Hi, I have trained a model for text classification. When I load it using the transformers’ pipeline, it just works well. The problem comes when I give as input a very big list of sentences: I get a CUDA out of memory error. When I take each example one by one in a for loop, I don’t get this error.
Is there an option to pass when instantiating the pipeline() object that enables to make predictions on a very large sequence automatically (for example by setting a batch size and iterating through the batches)? Or do I have to code this myself?
I see, thanks. I think what I need are optimizations like ONNX Runtime, quantization, etc.
The only problem I have is that the HF ONNX converter can’t convert multi-label sequence classification models yet, AFAIK. Is it planned for a future release?

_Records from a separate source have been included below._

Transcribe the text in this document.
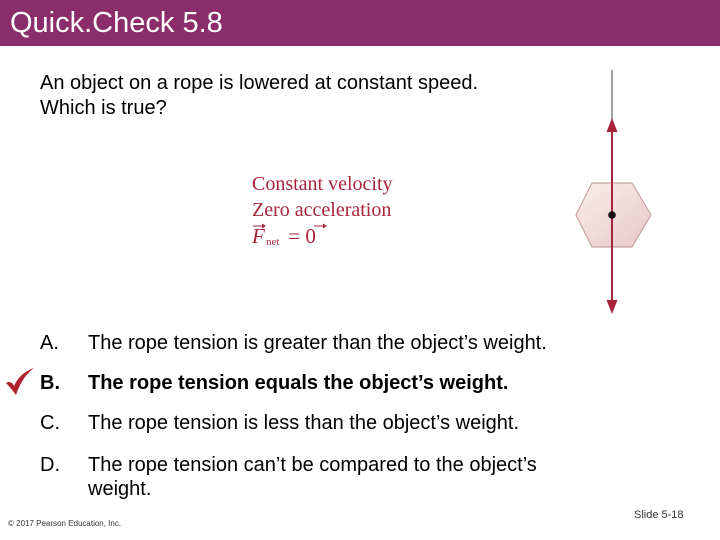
Quick.Check 5.8
An object on a rope is lowered at constant speed.
Which is true?
Constant velocity
Zero acceleration
F net = 0
A. The rope tension is greater than the object’s weight.
B. The rope tension equals the object’s weight.
C. The rope tension is less than the object’s weight.
D. The rope tension can’t be compared to the object’s
weight.
© 2017 Pearson Education, Inc.
Slide 5-18
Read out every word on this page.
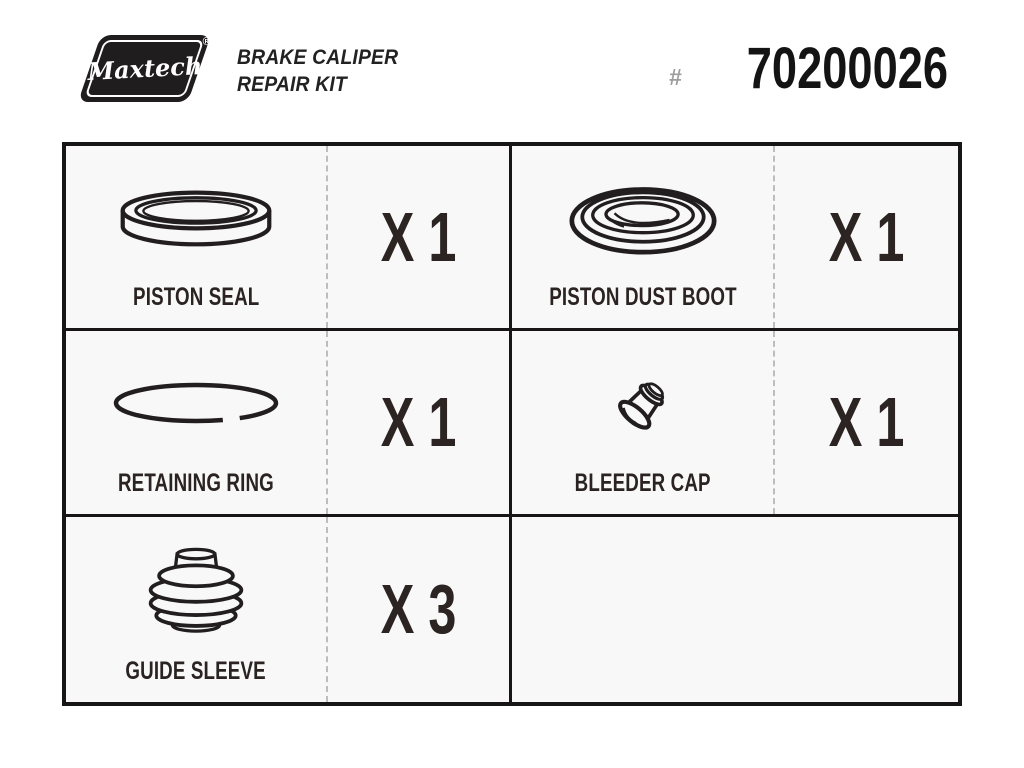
Maxtech
®
BRAKE CALIPER
REPAIR KIT	# 70200026
PISTON SEAL
X 1
PISTON DUST BOOT
X 1
RETAINING RING
X 1
BLEEDER CAP
X 1
GUIDE SLEEVE
X 3
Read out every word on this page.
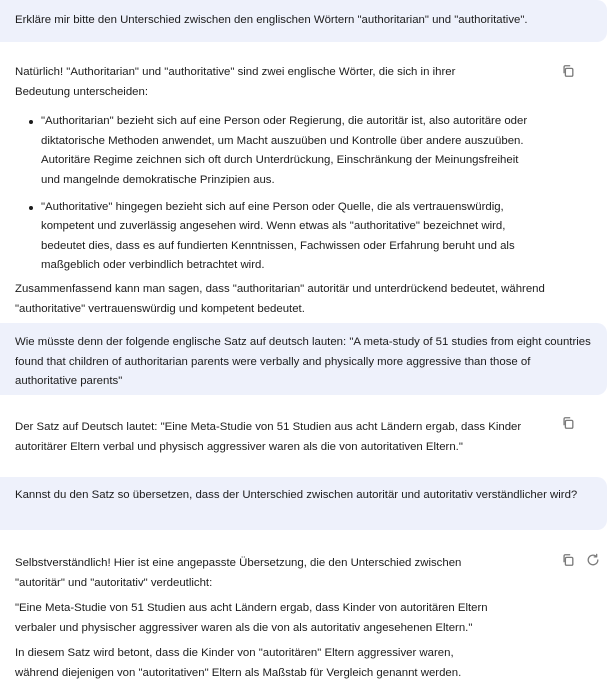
Erkläre mir bitte den Unterschied zwischen den englischen Wörtern "authoritarian" und "authoritative".

Natürlich! "Authoritarian" und "authoritative" sind zwei englische Wörter, die sich in ihrer Bedeutung unterscheiden:

"Authoritarian" bezieht sich auf eine Person oder Regierung, die autoritär ist, also autoritäre oder diktatorische Methoden anwendet, um Macht auszuüben und Kontrolle über andere auszuüben. Autoritäre Regime zeichnen sich oft durch Unterdrückung, Einschränkung der Meinungsfreiheit und mangelnde demokratische Prinzipien aus.
"Authoritative" hingegen bezieht sich auf eine Person oder Quelle, die als vertrauenswürdig, kompetent und zuverlässig angesehen wird. Wenn etwas als "authoritative" bezeichnet wird, bedeutet dies, dass es auf fundierten Kenntnissen, Fachwissen oder Erfahrung beruht und als maßgeblich oder verbindlich betrachtet wird.

Zusammenfassend kann man sagen, dass "authoritarian" autoritär und unterdrückend bedeutet, während "authoritative" vertrauenswürdig und kompetent bedeutet.

Wie müsste denn der folgende englische Satz auf deutsch lauten: "A meta-study of 51 studies from eight countries found that children of authoritarian parents were verbally and physically more aggressive than those of authoritative parents"

Der Satz auf Deutsch lautet: "Eine Meta-Studie von 51 Studien aus acht Ländern ergab, dass Kinder autoritärer Eltern verbal und physisch aggressiver waren als die von autoritativen Eltern."

Kannst du den Satz so übersetzen, dass der Unterschied zwischen autoritär und autoritativ verständlicher wird?

Selbstverständlich! Hier ist eine angepasste Übersetzung, die den Unterschied zwischen "autoritär" und "autoritativ" verdeutlicht:

"Eine Meta-Studie von 51 Studien aus acht Ländern ergab, dass Kinder von autoritären Eltern verbaler und physischer aggressiver waren als die von als autoritativ angesehenen Eltern."

In diesem Satz wird betont, dass die Kinder von "autoritären" Eltern aggressiver waren, während diejenigen von "autoritativen" Eltern als Maßstab für Vergleich genannt werden.
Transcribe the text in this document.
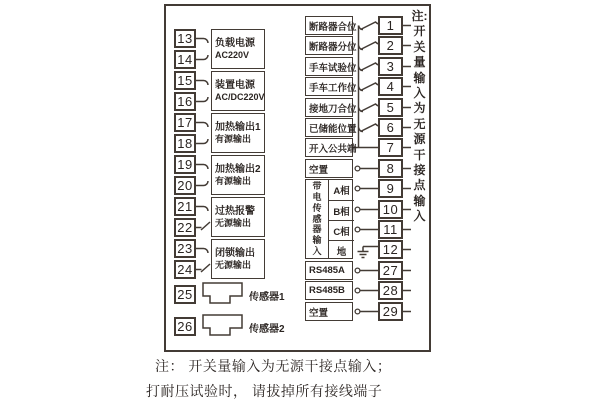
注:
开
关
量
输
入
为
无
源
干
接
点
输
入
注： 开关量输入为无源干接点输入；
打耐压试验时， 请拔掉所有接线端子
13
14
负载电源
AC220V
15
16
装置电源
AC/DC220V
17
18
加热输出1
有源输出
19
20
加热输出2
有源输出
21
22
过热报警
无源输出
23
24
闭锁输出
无源输出
25	传感器1
26	传感器2
1
断路器合位
2
断路器分位
3
手车试验位
4
手车工作位
5
接地刀合位
6
已储能位置
7
开入公共端
8
空置
9
带
电
传
感
器
输
入
A相
B相
C相
地
10
11
12
27
RS485A
28
RS485B
29
空置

I have a simple but fairly awful approach I’m using. My issue is that I can’t figure out how to predict the size of the model in advance, so I can’t automatically determine the appropriate batch size. Any thoughts?
# taken from somewhere online
def chunk_list(lst, n):
"""Yield successive n-sized chunks from lst."""
for i in range(0, len(lst), n):
yield lst[i:i + n]
class ZeroShotPipelineMiniBatch():
def __init__(self, zs_pipeline, max_input_size=40):
self.MAX_INPUT_SIZE = max_input_size
self.pipeline = zs_pipeline
def __call__(self, inputs, label_list, *args, **kwargs):
batch_size = int(np.floor(self.MAX_INPUT_SIZE / len(label_list)))
ret = []
for chunk in chunk_list(inputs, batch_size):
r = self.pipeline(chunk, label_list, *args, **kwargs)
if isinstance(r, list):
ret += r
else:
ret += [r]
return ret